La direzione del Pd di qualche giorno fa impone una riflessione anche oltre il Pd. Nutro molto rispetto per i partiti politici e seguo i dibattiti di quelli che considero “di famiglia” con maggiore attenzione perché mi aspetto sempre quel quid di comprensione della realtà che giustamente i gruppi dirigenti possono e devono indicare a noi cittadini, in particolare a quelli impegnati in diversi ambiti. Non sfugge a nessuno di noi che la direzione di domenica scorsa doveva essere uno di quei momenti apicali del ragionamento politico molto oltre i destini della sola, piccola e sempre più desolata Basilicata. Non a caso ha visto la presenza di ben due dirigenti nazionali. Purtroppo, per ragioni che mi sfuggono, forse uno dei tanti segni decadenti da strapaese, la direzione non ha centrato l’obiettivo ed ha partorito l’ennesimo topolino.
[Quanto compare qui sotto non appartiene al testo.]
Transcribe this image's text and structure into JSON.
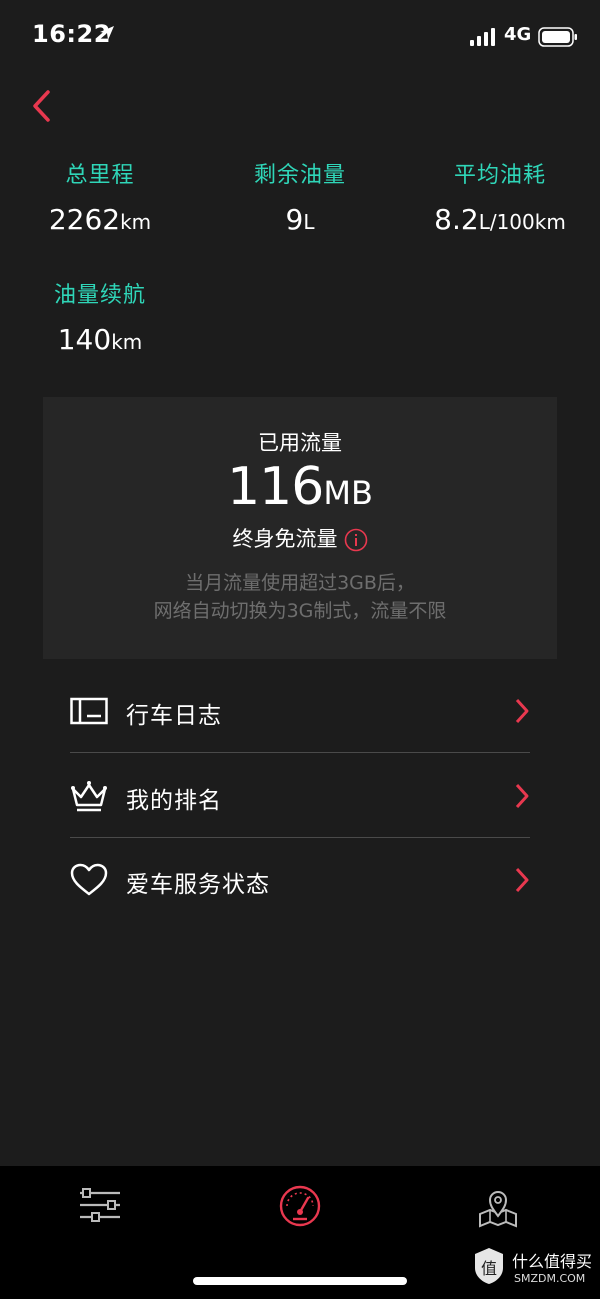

Siamo in un tornate difficile, almeno io, sento sempre più forte il rumore della gelida bora della guerra, quella atavica modalità che il potere utilizza tutte le volte che bisogna imporre un nuovo ordine mondiale. Un vento dell’est freddo perché mette a rischio anche le “nostre case calde” e ci sputa in faccia le ragioni forti di Stati Uniti d’Europa che oggi più di ieri sono a rischio, assediati dall’avanzare della cultura guerrafondaia e dall’avanzare di destre estreme nazionaliste in molti Paesi. Compreso il nostro, luogo strategico per l’Europa, dal punto di vista degli ideali e dal punto di vista geopolitico. Giorgia Meloni ha qui incassato una maggioranza parlamentare salda, grazie ad un larghissimo astensionismo che in una democrazia matura europea, non statunitense, dovrebbe essere uno di quei problemi a cui rispondere con forza perché solo nella partecipazione e nella fatica di determinarla si possono trovare strade nuove. La destra al governo si mostra tale e quale è: assedia i poveri, annulla il Reddito di cittadinanza e mostra i muscoli a Cutro, costruisce relazioni anti-povertà con le destre fuori e dentro l’Europa, spacca il paese in due, usa i manganelli contro i ragazzi e pensa al premierato per assediare fino in fondo la Costituzione, già ferita. Insomma, sotto questo cielo le elezioni lucane sono molto di più, soprattutto perché qui un vento di destra non esiste, è esasperante piuttosto la crisi delle forze moderate, democratiche e di sinistra che hanno perso consenso, alimentato l’astensionismo e regalato via Verrastro a una banda imbarazzante. Oggi, con il capo coperto di cenere, bisognerebbe fare penitenza e rafforzare il tentativo necessario al destino dell’Europa di unire tutte le forze democratiche per risalire la china, per progettare un altro sud in un Paese che reagisce e non si accascia. Si può e si deve fare, come minimo, continuando sulla strada tracciata in Sardegna.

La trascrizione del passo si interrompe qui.